Qu’est-ce que cela change de passer à la notion de service public ?

Nous n’avons plus de prestataires ni d’intermédiaires aujourd’hui. Nous sommes responsables de la prestation. En fonctionnant en régie, nous maîtrisons parfaitement la « température du terrain ». Ce que je veux dire par là c’est que nous pouvons nous réorienter facilement. Aujourd’hui, nous avons les usagers en direct, nous voyons ce qu’ils nous disent. Nous pouvons tout de suite réorienter nos politiques publiques. Ce qui est aussi important, c’est que nous n’avons pas de service commercial. Nous avons cette valeur supplémentaire d’être coordinateur. Nous savons que l’un des écueils de la rénovation énergétique, c’est l’articulation entre tous ses acteurs. C’est important de pouvoir dire à nos usagers que la métropole intervient dans le quotidien de chacun. C’est un échelon de service public un peu méconnu par rapport à une mairie. Cela fait partie de la valorisation territoriale que l’on peut avoir. Nous travaillons aussi en lien avec les mairies car les habitants poussent plus facilement la porte de leur mairie. 
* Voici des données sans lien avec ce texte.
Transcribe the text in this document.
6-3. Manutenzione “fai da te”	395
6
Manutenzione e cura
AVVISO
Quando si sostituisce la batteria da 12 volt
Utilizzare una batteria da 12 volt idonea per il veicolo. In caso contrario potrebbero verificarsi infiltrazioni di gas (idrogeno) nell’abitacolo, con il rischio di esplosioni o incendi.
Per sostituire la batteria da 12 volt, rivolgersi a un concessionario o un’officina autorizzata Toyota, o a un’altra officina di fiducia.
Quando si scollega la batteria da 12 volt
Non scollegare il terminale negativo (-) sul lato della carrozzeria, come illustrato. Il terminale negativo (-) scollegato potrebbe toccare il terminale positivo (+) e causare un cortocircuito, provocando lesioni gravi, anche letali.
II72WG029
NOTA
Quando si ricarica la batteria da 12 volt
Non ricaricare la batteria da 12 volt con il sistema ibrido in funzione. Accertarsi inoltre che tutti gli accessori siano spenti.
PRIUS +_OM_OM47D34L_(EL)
Qu’est-ce que la plateforme apporte à votre projet de territoire ? 

Nous souhaitons vraiment aller jusqu’à l’exécution des travaux. Travailler autour de l’impact carbone, c’est valoriser le territoire. Nous souhaitons être un territoire attractif. Demain, cela veut dire avoir des logements adaptés à la population qui souhaite s’installer. Des logements conformes et peu consommateurs d’énergie. Si un habitant raisonne en valorisation du patrimoine pour son bien, nous, nous raisonnons en termes de valorisation du territoire.. 

Comment fonctionne Artemis au quotidien ? 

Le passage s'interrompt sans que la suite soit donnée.